李仵作都不得不佩服这变脸速度,想昨日他还被马夫人轰走,没想到今日竟被待成了青天大老爷一般。
刘溪捅了捅他,李仵作这才反应过来:“夫人放心,我一定为马老爷查明真相。”李仵作看了看尸体,需要有人做助手,接着道:“刘姑娘过来帮忙。”
马韦知道这刘溪最是敏锐,察人于微,她光明正大掺和进来不知道要发现什么,立刻道:“不可,剖尸查案本应当由官府着人,如今让您主理已是勉强,李大人怎么能滥用私权,让一个算账先生帮忙查案?”

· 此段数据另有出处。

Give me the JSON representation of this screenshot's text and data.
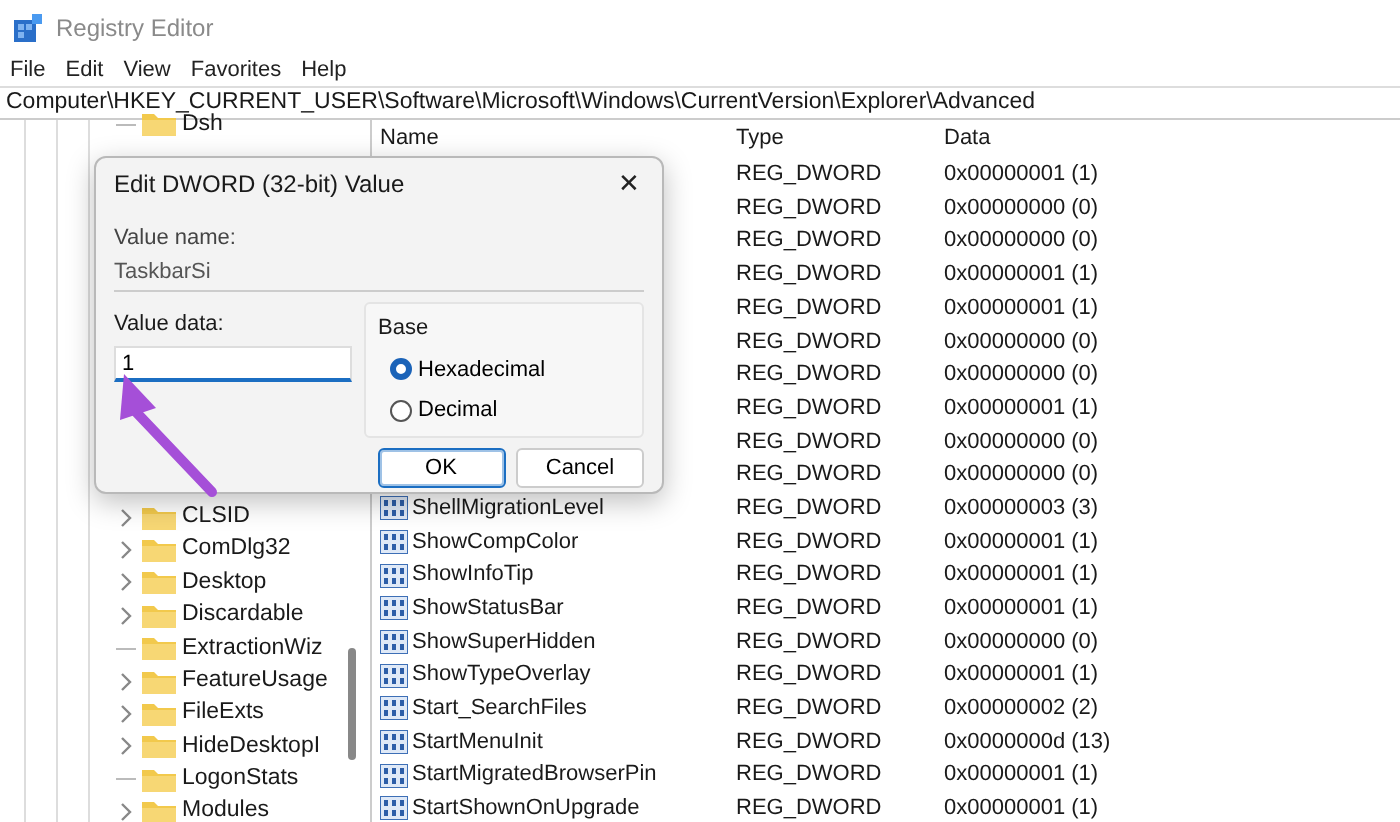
{
  "window": {
    "title": "Registry Editor"
  },
  "menu": [
    "File",
    "Edit",
    "View",
    "Favorites",
    "Help"
  ],
  "address": "Computer\\HKEY_CURRENT_USER\\Software\\Microsoft\\Windows\\CurrentVersion\\Explorer\\Advanced",
  "tree": {
    "items": [
      {
        "label": "Dsh",
        "expandable": false
      },
      {
        "label": "CLSID",
        "expandable": true
      },
      {
        "label": "ComDlg32",
        "expandable": true
      },
      {
        "label": "Desktop",
        "expandable": true
      },
      {
        "label": "Discardable",
        "expandable": true
      },
      {
        "label": "ExtractionWiz",
        "expandable": false
      },
      {
        "label": "FeatureUsage",
        "expandable": true
      },
      {
        "label": "FileExts",
        "expandable": true
      },
      {
        "label": "HideDesktopI",
        "expandable": true
      },
      {
        "label": "LogonStats",
        "expandable": false
      },
      {
        "label": "Modules",
        "expandable": true
      }
    ]
  },
  "list": {
    "columns": [
      "Name",
      "Type",
      "Data"
    ],
    "rows": [
      {
        "type": "REG_DWORD",
        "data": "0x00000001 (1)"
      },
      {
        "type": "REG_DWORD",
        "data": "0x00000000 (0)"
      },
      {
        "type": "REG_DWORD",
        "data": "0x00000000 (0)"
      },
      {
        "type": "REG_DWORD",
        "data": "0x00000001 (1)"
      },
      {
        "type": "REG_DWORD",
        "data": "0x00000001 (1)"
      },
      {
        "type": "REG_DWORD",
        "data": "0x00000000 (0)"
      },
      {
        "type": "REG_DWORD",
        "data": "0x00000000 (0)"
      },
      {
        "type": "REG_DWORD",
        "data": "0x00000001 (1)"
      },
      {
        "type": "REG_DWORD",
        "data": "0x00000000 (0)"
      },
      {
        "type": "REG_DWORD",
        "data": "0x00000000 (0)"
      },
      {
        "name": "ShellMigrationLevel",
        "type": "REG_DWORD",
        "data": "0x00000003 (3)"
      },
      {
        "name": "ShowCompColor",
        "type": "REG_DWORD",
        "data": "0x00000001 (1)"
      },
      {
        "name": "ShowInfoTip",
        "type": "REG_DWORD",
        "data": "0x00000001 (1)"
      },
      {
        "name": "ShowStatusBar",
        "type": "REG_DWORD",
        "data": "0x00000001 (1)"
      },
      {
        "name": "ShowSuperHidden",
        "type": "REG_DWORD",
        "data": "0x00000000 (0)"
      },
      {
        "name": "ShowTypeOverlay",
        "type": "REG_DWORD",
        "data": "0x00000001 (1)"
      },
      {
        "name": "Start_SearchFiles",
        "type": "REG_DWORD",
        "data": "0x00000002 (2)"
      },
      {
        "name": "StartMenuInit",
        "type": "REG_DWORD",
        "data": "0x0000000d (13)"
      },
      {
        "name": "StartMigratedBrowserPin",
        "type": "REG_DWORD",
        "data": "0x00000001 (1)"
      },
      {
        "name": "StartShownOnUpgrade",
        "type": "REG_DWORD",
        "data": "0x00000001 (1)"
      }
    ]
  },
  "dialog": {
    "title": "Edit DWORD (32-bit) Value",
    "close": "✕",
    "value_name_label": "Value name:",
    "value_name": "TaskbarSi",
    "value_data_label": "Value data:",
    "value_data": "1",
    "base_label": "Base",
    "base_options": [
      {
        "label": "Hexadecimal",
        "selected": true
      },
      {
        "label": "Decimal",
        "selected": false
      }
    ],
    "buttons": [
      {
        "label": "OK",
        "default": true
      },
      {
        "label": "Cancel",
        "default": false
      }
    ]
  }
}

刘溪自然知道他的小心思,但这也正是一个可以光明正大查案的好机会,怎么能错过,她道:“官府查案常须百姓帮助、配合,于情,我帮助他也属正常。况且李仵作还得东厂督公令牌授意,可全权查此案件,办案遇各种特殊情况都须便宜行事。于理,他有权命我相助。此时合情合理,怎么马公子如此可以阻拦?是马公子怀疑督公令牌?还是说此案与你有关?”
“自然不是。”马韦被激得无法反驳,愤而闭嘴。